If you can appreciate this new, responsive state as nature's preparation for creating a synchrony between you and the instinctual world of your newborn, you will understand why there is such a struggle between the 'logic' of sleep training advice and your urge to respond to your baby.
Two of the major players in this magical baby love potion are prolactin, a hormone that promotes milk production and is often referred to as 'the mothering hormone' because of its calming effect that is said to make you more responsive to your baby, and oxytocin, also known as the 'love hormone'.
Oxytocin encourages feelings of caring and sensitivity to others and helps us to recognise non-verbal cues more readily.
It is released during social contact as well as during love-making, but the release of oxytocin is especially pronounced with skin-to-skin contact. Oxytocin itself is part of a complex hormonal balance.
A sudden release creates an urge towards loving that can be directed in different ways depending on the presence of other hormones. For example, with a high level of prolactin, the urge to love is directed towards your baby.
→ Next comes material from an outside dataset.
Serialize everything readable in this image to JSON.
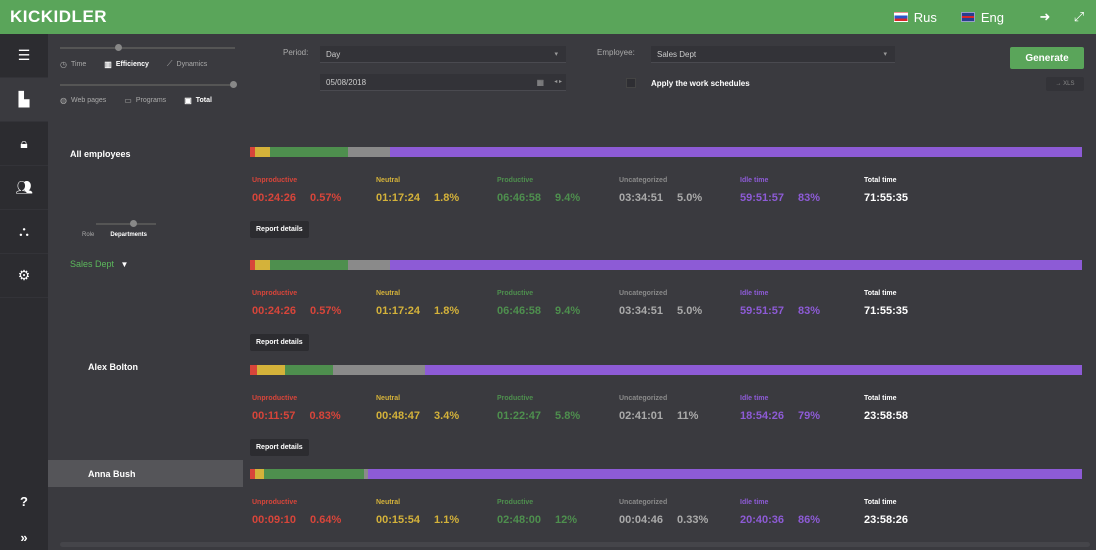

Breastfeeding is a powerful enhancer of the effects of these love hormones, which are released by both mothers and babies, who produce their own oxytocin in response to nursing. However, physical contact with your baby will also stimulate the release of oxytocin, so if you are bottle-feeding you can chemically boost the bond with your baby if you 'bottle nurse' with cuddles and skin contact, rather than prop him up to feed (something you should never do, for safety reasons) or hand him to others.
Fathers, too, can succumb to the influence of these love drugs of family (not just baby) bonding (and you thought you were the 'voice of reason', didn't you?). Men's bodies are instinctively programmed to respond to their partners' pheromones, which are steroid hormones made in our skin that emit barely detectable odours. Through closeness with you (and signals from your pheromones), his oxytocin and prolactin levels rise toward the end of your pregnancy, and then, when your baby is born, an even greater surge of these hormones occurs when he spend lots of time holding the baby. And so a self-perpetuating cycle begins - close contact with your baby releases your own oxytocin and prolactin and encourages you to become more involved with your child.
Whichever parent you are – and whether you are an adoptive parent or a same sex partner – the more you connect with your baby through touch, eye contact, smell and talking, the stronger your connection will be and the more difficult you will find it to ignore your baby's signals. And this is exactly as nature intended.